These sweet cream scones are flavored with espresso and studded with dark chocolate chunks—perfect with your morning coffee or your afternoon tea.
Whether you enjoy these scones with coffee or with tea or dollops of thick clotted cream, these espresso chocolate chip scones are sure to please!
Tasked with baking two dozen scones for a tea-party themed gathering, I was stuck as to just what flavor I should make (because you should know me well enough to know that plain-ass scones just won’t do). Mired with indecision, I took it to my trusty facebook group for a vote.
As the day wore on a clear winner emerged: espresso chocolate chip. Cherry chocolate chip was a close second (perhaps I’ll make those next!)
Decision made, I adapted my favorite apricot thumbprint scones, adding a bit more flour so I could more easily shape them into wedges. With a little (ok, a lotta) espresso powder and a hearty dose of chopped dark chocolate, I’d say this recipe is a winner!
(OK, so… lest you think everything I bake comes out perfect… I fully admit to completely forgetting the sugar in my first batch. Luckily I taste tested before delivering them to the party, otherwise I’d never get invited to anything else, ever. It’s only 1/2 cup, these really aren’t overly sweet scones, but trust me when I say it’s really noticeable without the sugar. So, yeah. Lesson learned.)
These are cream scones, meaning they’re made with little more than flour and heavy cream. No butter or buttermilk here!
Personally I much prefer the even sweetness and tender texture of a cream scone. I find cream scones to be lighter and fluffier, so if you tend to think of scones as dry, dense pucks, I suggest giving this recipe a try—you’ll be shocked at the difference! (That said, if you love butter and buttermilk scones, give this strawberry almond scone recipe a try—it’s anything but dry!)
No butter also means these scones come together lickety split, with just a fork and your hands—no finicky pastry cutter or food processor necessary.
To shape, pat the scone dough into circles and cut into wedges. My scones are on the smaller side, so I made 4 even circles and cut them into 6 wedges each. You could divide the dough into 3 or even 2 circles if you wanted larger scones, just adjust the baking time accordingly (they’ll likely take a few minutes more).

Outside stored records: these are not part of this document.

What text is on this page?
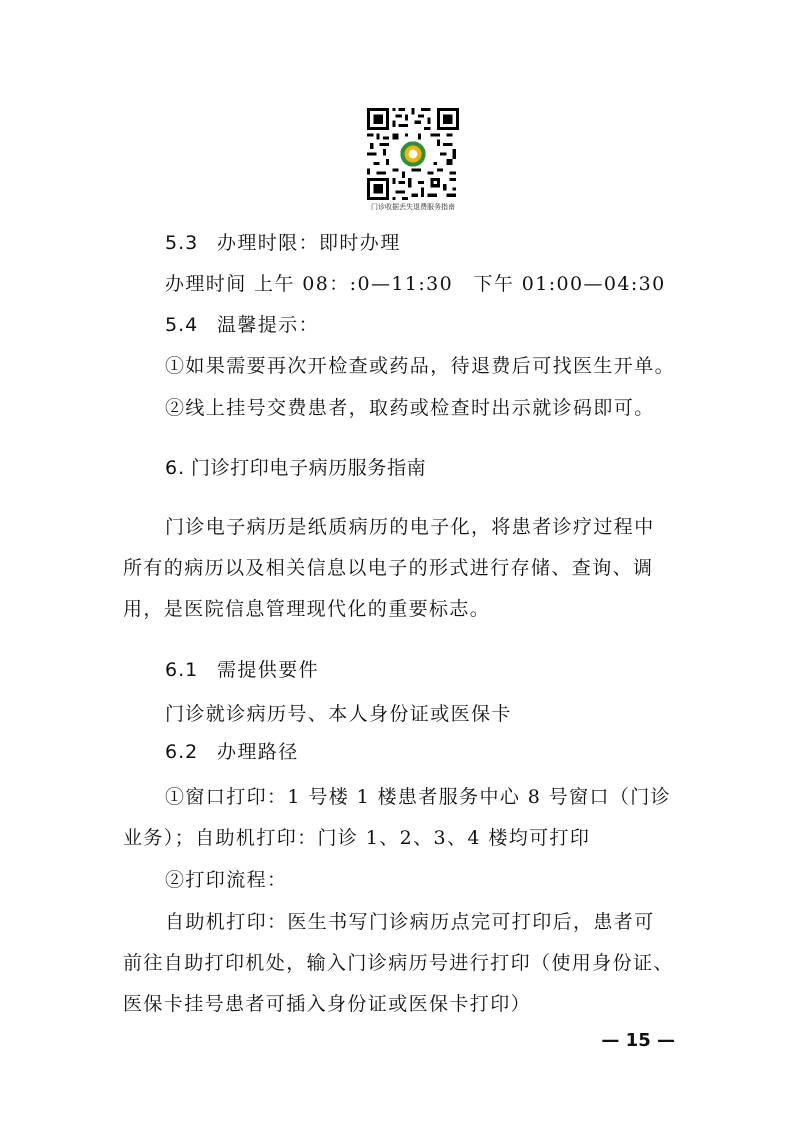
门诊收据丢失退费服务指南
5.3 办理时限：即时办理
办理时间 上午 08：:0—11:30　下午 01:00—04:30
5.4 温馨提示：
①如果需要再次开检查或药品，待退费后可找医生开单。
②线上挂号交费患者，取药或检查时出示就诊码即可。
6. 门诊打印电子病历服务指南
门诊电子病历是纸质病历的电子化，将患者诊疗过程中
所有的病历以及相关信息以电子的形式进行存储、查询、调
用，是医院信息管理现代化的重要标志。
6.1 需提供要件
门诊就诊病历号、本人身份证或医保卡
6.2 办理路径
①窗口打印：1 号楼 1 楼患者服务中心 8 号窗口（门诊
业务）；自助机打印：门诊 1、2、3、4 楼均可打印
②打印流程：
自助机打印：医生书写门诊病历点完可打印后，患者可
前往自助打印机处，输入门诊病历号进行打印（使用身份证、
医保卡挂号患者可插入身份证或医保卡打印）
— 15 —
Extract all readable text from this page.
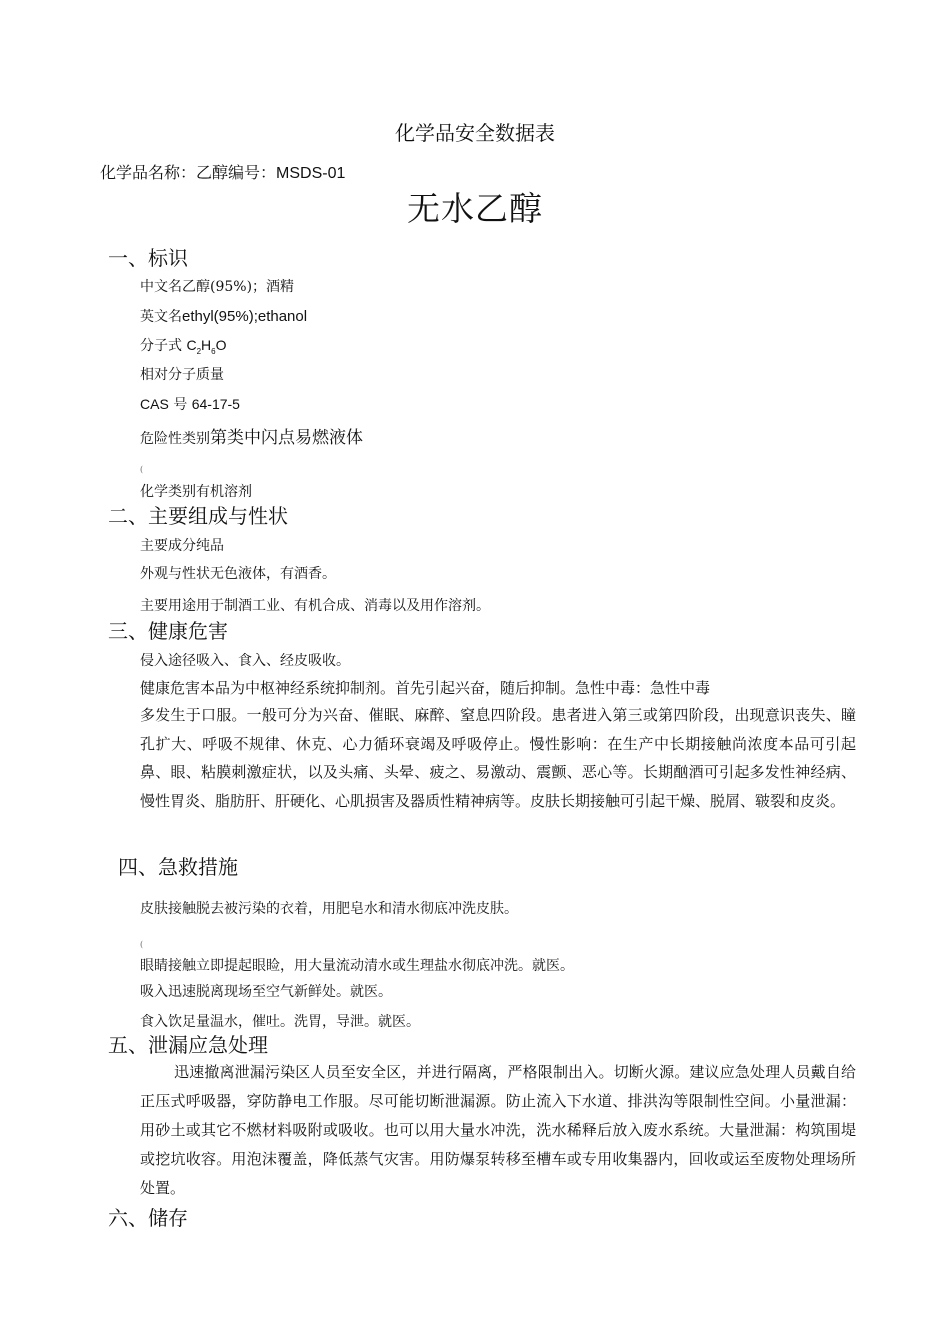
化学品安全数据表
化学品名称：乙醇编号：MSDS-01
无水乙醇
一、标识
中文名乙醇(95%)；酒精
英文名ethyl(95%);ethanol
分子式 $C_2H_6O$
相对分子质量
CAS 号 64-17-5
危险性类别第类中闪点易燃液体
(
化学类别有机溶剂
二、主要组成与性状
主要成分纯品
外观与性状无色液体，有酒香。
主要用途用于制酒工业、有机合成、消毒以及用作溶剂。
三、健康危害
侵入途径吸入、食入、经皮吸收。
健康危害本品为中枢神经系统抑制剂。首先引起兴奋，随后抑制。急性中毒：急性中毒
多发生于口服。一般可分为兴奋、催眠、麻醉、窒息四阶段。患者进入第三或第四阶段，出现意识丧失、瞳孔扩大、呼吸不规律、休克、心力循环衰竭及呼吸停止。慢性影响：在生产中长期接触尚浓度本品可引起鼻、眼、粘膜刺激症状，以及头痛、头晕、疲之、易激动、震颤、恶心等。长期酗酒可引起多发性神经病、慢性胃炎、脂肪肝、肝硬化、心肌损害及器质性精神病等。皮肤长期接触可引起干燥、脱屑、皲裂和皮炎。
四、急救措施
皮肤接触脱去被污染的衣着，用肥皂水和清水彻底冲洗皮肤。
(
眼睛接触立即提起眼睑，用大量流动清水或生理盐水彻底冲洗。就医。
吸入迅速脱离现场至空气新鲜处。就医。
食入饮足量温水，催吐。洗胃，导泄。就医。
五、泄漏应急处理
迅速撤离泄漏污染区人员至安全区，并进行隔离，严格限制出入。切断火源。建议应急处理人员戴自给正压式呼吸器，穿防静电工作服。尽可能切断泄漏源。防止流入下水道、排洪沟等限制性空间。小量泄漏：用砂土或其它不燃材料吸附或吸收。也可以用大量水冲洗，洗水稀释后放入废水系统。大量泄漏：构筑围堤或挖坑收容。用泡沫覆盖，降低蒸气灾害。用防爆泵转移至槽车或专用收集器内，回收或运至废物处理场所处置。
六、储存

You can also make drop scones with this recipe by simply scooping out spoonfuls of dough and dropping it right onto the cookie sheet. This method results in more rustically shaped scones, but it’s incredibly easy and far less messy to boot.
Before baking, the scones are brushed with more cream and sprinkled with sugar (I used an organic sugar which is a bit coarser and less processed than granulated). This gives the scone a beautiful crackly, crunchy top.
The hint of espresso powder pleases without overpowering, and notes of bitter, fruity dark chocolate throughout offset the sweetness perfectly. I shouldn’t have to say that using high quality chocolate makes a difference here – if you wouldn’t want to eat a square of it on its own, it doesn’t have any place in these scones.
I think these scones would be fabulous with an espresso glaze, but they’re just as satisfying when served naked. (Er, the scones naked that is, not the person serving them.)
Espresso Chocolate Chip Scones
Sweet cream scones flavored with espresso and studded with dark chocolate chunks. Perfect with morning coffee or afternoon tea!
- 3 1/2 cups (430g) all-purpose flour (bleached, if possible)
- 1/2 cup (100g) granulated sugar
- 2 tablespoons (6g) instant espresso powder
- 1 1/2 tablespoons (16g) baking powder
- 3/4 teaspoon kosher salt
- 2 1/4 cups heavy cream, plus more for brushing
- 4 ounces dark chocolate, finely chopped, or 1/2 cup chocolate chips
- coarse or raw sugar, for sprinkling
- Preheat oven to 400 degrees F. Line two baking sheets with parchment paper or silicone baking mats.
- In a large mixing bowl, whisk together flour, sugar, espresso powder, baking powder and salt.
- Add cream and mix with a fork until evenly moistened, then fold in chocolate chips. Knead once or twice just until dough comes together in a shaggy ball.
- Split dough into quarters and shape each into a ball. On a lightly floured surface, pat out each piece into a 1-inch thick circle, then cut each circle into six even wedges. Transfer to prepared baking sheets, leaving 1-2 inches of space between scones. (Alternatively, you can also scoop out spoonfuls of dough using a spoon or cookie scoop, and drop directly onto baking sheet. Leave a bit more space between them to allow for additional spreading).
- Brush tops of scones with heavy cream and sprinkle generously with raw sugar.
- Bake for about 15 minutes or until bottoms are lightly browned. Let cool for 15 minutes before serving.